As grievous as conditions in Skid Row are, however, they are only a more concentrated expression of the same basic issues that permeate the rest of American society. There has at no point in history been a greater chasm between the elite and the working class and the conditions in Skid Row differ from those facing the rest of the working class in concentration only, not in kind.

In the sphere of public health, the ruling class has Medicare and Medicaid in their sights. With the passage of the Trump tax plan, the consequent tax deficit can be used to provide a readymade excuse to defund them.

The substance abuse in Skid Row is paralleled by the growing nationwide opioid epidemic, driven simultaneously by the general distress on the part of workers, which compels the more desperate and vulnerable toward drugs, and the indifference or outright malice on the part of the elite and drug companies.

Police brutality has reached such dimensions that a few workers are killed virtually every day by police, be they homeless, unemployed or working.

The political establishment does not only ignore such miseries, but intensifies them. The Trump administration and the Republicans are moving to pass the most reactionary tax bill in decades, in which essentially everyone earning less than $75,000 will pay more taxes by 2027.

But the chief political responsibility for the plight of those living in the poorest areas of Los Angeles lies with the Democrats, who have held political power in the city since 2001. They are more directly responsible for the continuous police repression, the inordinately high rent, and the consequent homelessness here.
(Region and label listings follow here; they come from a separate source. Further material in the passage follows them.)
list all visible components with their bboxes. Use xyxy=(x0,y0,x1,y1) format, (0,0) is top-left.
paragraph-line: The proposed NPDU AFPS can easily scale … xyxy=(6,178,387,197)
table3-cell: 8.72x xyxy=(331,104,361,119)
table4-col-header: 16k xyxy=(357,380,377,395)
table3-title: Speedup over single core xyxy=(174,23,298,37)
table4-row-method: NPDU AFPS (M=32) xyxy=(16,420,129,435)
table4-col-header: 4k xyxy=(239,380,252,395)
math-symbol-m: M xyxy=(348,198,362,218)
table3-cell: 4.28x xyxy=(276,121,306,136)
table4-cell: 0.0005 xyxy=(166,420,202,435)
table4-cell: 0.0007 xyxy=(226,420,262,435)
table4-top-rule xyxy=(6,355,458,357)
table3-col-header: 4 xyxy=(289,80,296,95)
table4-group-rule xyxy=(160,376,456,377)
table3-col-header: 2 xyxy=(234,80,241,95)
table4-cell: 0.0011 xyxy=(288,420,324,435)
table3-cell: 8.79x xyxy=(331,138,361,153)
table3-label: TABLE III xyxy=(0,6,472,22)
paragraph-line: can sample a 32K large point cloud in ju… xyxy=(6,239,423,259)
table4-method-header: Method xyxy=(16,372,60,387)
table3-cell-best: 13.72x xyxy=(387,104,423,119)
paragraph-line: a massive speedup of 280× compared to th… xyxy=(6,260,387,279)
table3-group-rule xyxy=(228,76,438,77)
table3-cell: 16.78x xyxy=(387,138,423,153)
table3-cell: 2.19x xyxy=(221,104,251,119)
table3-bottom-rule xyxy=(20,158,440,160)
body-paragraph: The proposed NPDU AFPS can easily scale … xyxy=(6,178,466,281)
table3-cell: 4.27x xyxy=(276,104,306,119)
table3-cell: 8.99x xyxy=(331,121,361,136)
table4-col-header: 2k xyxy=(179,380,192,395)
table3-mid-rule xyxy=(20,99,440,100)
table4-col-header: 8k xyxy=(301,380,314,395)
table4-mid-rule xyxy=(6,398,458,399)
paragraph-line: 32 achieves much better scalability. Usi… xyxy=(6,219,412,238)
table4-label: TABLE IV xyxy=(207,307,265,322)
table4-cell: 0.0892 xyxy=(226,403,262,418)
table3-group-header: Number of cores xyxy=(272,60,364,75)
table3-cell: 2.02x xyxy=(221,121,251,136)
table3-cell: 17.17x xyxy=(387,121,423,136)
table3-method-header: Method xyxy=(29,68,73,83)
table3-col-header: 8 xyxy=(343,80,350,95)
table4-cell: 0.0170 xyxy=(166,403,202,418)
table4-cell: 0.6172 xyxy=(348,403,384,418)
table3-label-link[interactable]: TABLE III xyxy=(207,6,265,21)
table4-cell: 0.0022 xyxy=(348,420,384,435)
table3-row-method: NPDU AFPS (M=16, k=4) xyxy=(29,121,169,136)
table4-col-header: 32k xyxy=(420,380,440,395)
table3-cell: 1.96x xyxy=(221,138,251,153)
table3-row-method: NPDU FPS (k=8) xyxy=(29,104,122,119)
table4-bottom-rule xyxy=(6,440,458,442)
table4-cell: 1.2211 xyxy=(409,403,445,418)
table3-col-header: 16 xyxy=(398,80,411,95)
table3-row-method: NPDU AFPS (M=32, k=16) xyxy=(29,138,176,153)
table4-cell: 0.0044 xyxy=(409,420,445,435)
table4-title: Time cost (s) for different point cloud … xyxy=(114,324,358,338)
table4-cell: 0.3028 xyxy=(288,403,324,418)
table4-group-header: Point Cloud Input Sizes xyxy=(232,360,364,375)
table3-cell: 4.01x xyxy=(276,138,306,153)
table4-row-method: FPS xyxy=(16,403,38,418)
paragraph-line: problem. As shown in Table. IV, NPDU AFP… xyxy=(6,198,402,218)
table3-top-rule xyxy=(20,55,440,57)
SNAP (food stamps) funding has been cut under both Democratic and Republican administrations.

The basic interests of the working class find no expression within the political establishment. Whatever Alston’s recommendations to the UN—itself a body of capitalist nations—the conditions of the working class can be nowhere improved without a political struggle against the two big business parties that support the profit system.